На столе перед ней стоял эспрессо. Маленькая белая чашка, тёмная, как смоль, жидкость, без сахара, без сливок, без всяких украшательств. Рядом — тарелка с двумя одинокими сосисками, утопающими в море картофельного пюре. Пюре было разглажено тыльной стороной ложки с геометрической точностью, в центре — аккуратное углубление, и в нём, уже тая, расплывалось маленькое озерцо сливочного масла. На отдельном блюдце — сочень с творогом, надкушенный ровно один раз, чтобы убедиться: начинка не подвела.

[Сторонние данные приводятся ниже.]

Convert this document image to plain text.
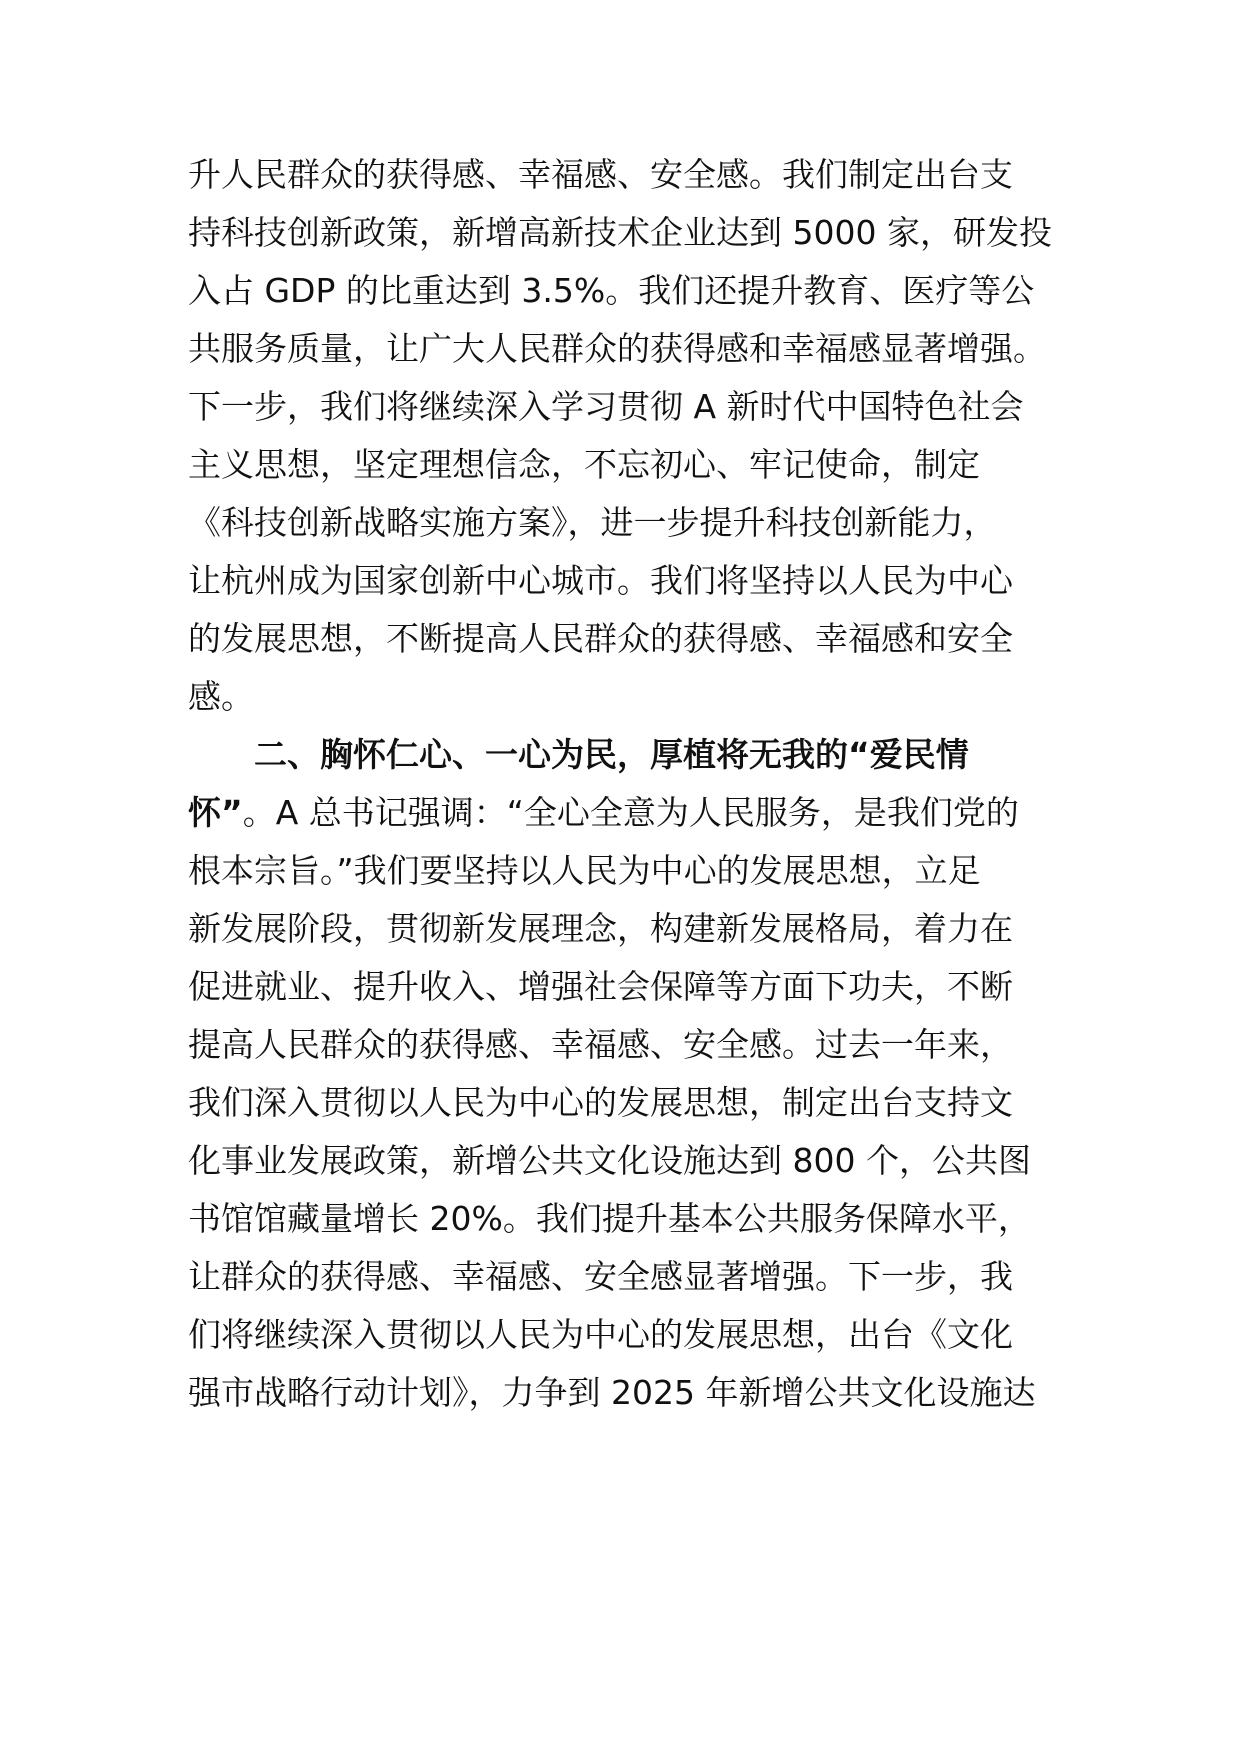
升人民群众的获得感、幸福感、安全感。我们制定出台支
持科技创新政策，新增高新技术企业达到 5000 家，研发投
入占 GDP 的比重达到 3.5%。我们还提升教育、医疗等公
共服务质量，让广大人民群众的获得感和幸福感显著增强。
下一步，我们将继续深入学习贯彻 A 新时代中国特色社会
主义思想，坚定理想信念，不忘初心、牢记使命，制定
《科技创新战略实施方案》，进一步提升科技创新能力，
让杭州成为国家创新中心城市。我们将坚持以人民为中心
的发展思想，不断提高人民群众的获得感、幸福感和安全
感。
二、胸怀仁心、一心为民，厚植将无我的“爱民情
怀”。A 总书记强调：“全心全意为人民服务，是我们党的
根本宗旨。”我们要坚持以人民为中心的发展思想，立足
新发展阶段，贯彻新发展理念，构建新发展格局，着力在
促进就业、提升收入、增强社会保障等方面下功夫，不断
提高人民群众的获得感、幸福感、安全感。过去一年来，
我们深入贯彻以人民为中心的发展思想，制定出台支持文
化事业发展政策，新增公共文化设施达到 800 个，公共图
书馆馆藏量增长 20%。我们提升基本公共服务保障水平，
让群众的获得感、幸福感、安全感显著增强。下一步，我
们将继续深入贯彻以人民为中心的发展思想，出台《文化
强市战略行动计划》，力争到 2025 年新增公共文化设施达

Старуха пила эспрессо мелкими глоточками, щурясь от горечи, но не морщась — привыкла. Сосиски резала на кружочки идеальной толщины, отправляла в рот с задумчивой медлительностью человека, который привык растягивать удовольствие на максимально возможный срок.
А напротив неё сидел Баэль.
Мессир Баэль в своём неизменном чёрном пальто, с котелком на соседнем стуле. Перед ним — высокий стеклянный бокал, в котором розовой, нежной горой возвышалось клубничное мороженое. Оно уже начинало подтаивать, образуя по краям молочные потёки, стекающие по холодным стенкам сосуда. Баэль держал десертную ложку и методично, без тени удовольствия, отправлял в рот одну ложечку за другой. Лицо его при этом оставалось таким же бесстрастным, как у покойника на выдаче справки о смерти.
Ржевский смотрел на эту картину и чувствовал, как реальность медленно сползает в сюрреализм. Старуха в вытертом пальто и демон в котелке за одним столиком. Эспрессо и клубничное мороженое. Сочень с творогом и молчание, которое, казалось, длится уже не первую минуту и не первый час.
— Присаживайтесь, Ржевский, — произнёс Баэль, не поворачивая головы. — Вы уже полминуты сверлите нас взглядом. Это мешает Зинаиде Петровне наслаждаться завтраком.
Старуха подняла глаза — светло-серые, прозрачные, с той особенной ясностью, какая бывает у людей, выплакавших все слёзы в молодости и теперь смотрящих на мир без иллюзий, но и без злобы.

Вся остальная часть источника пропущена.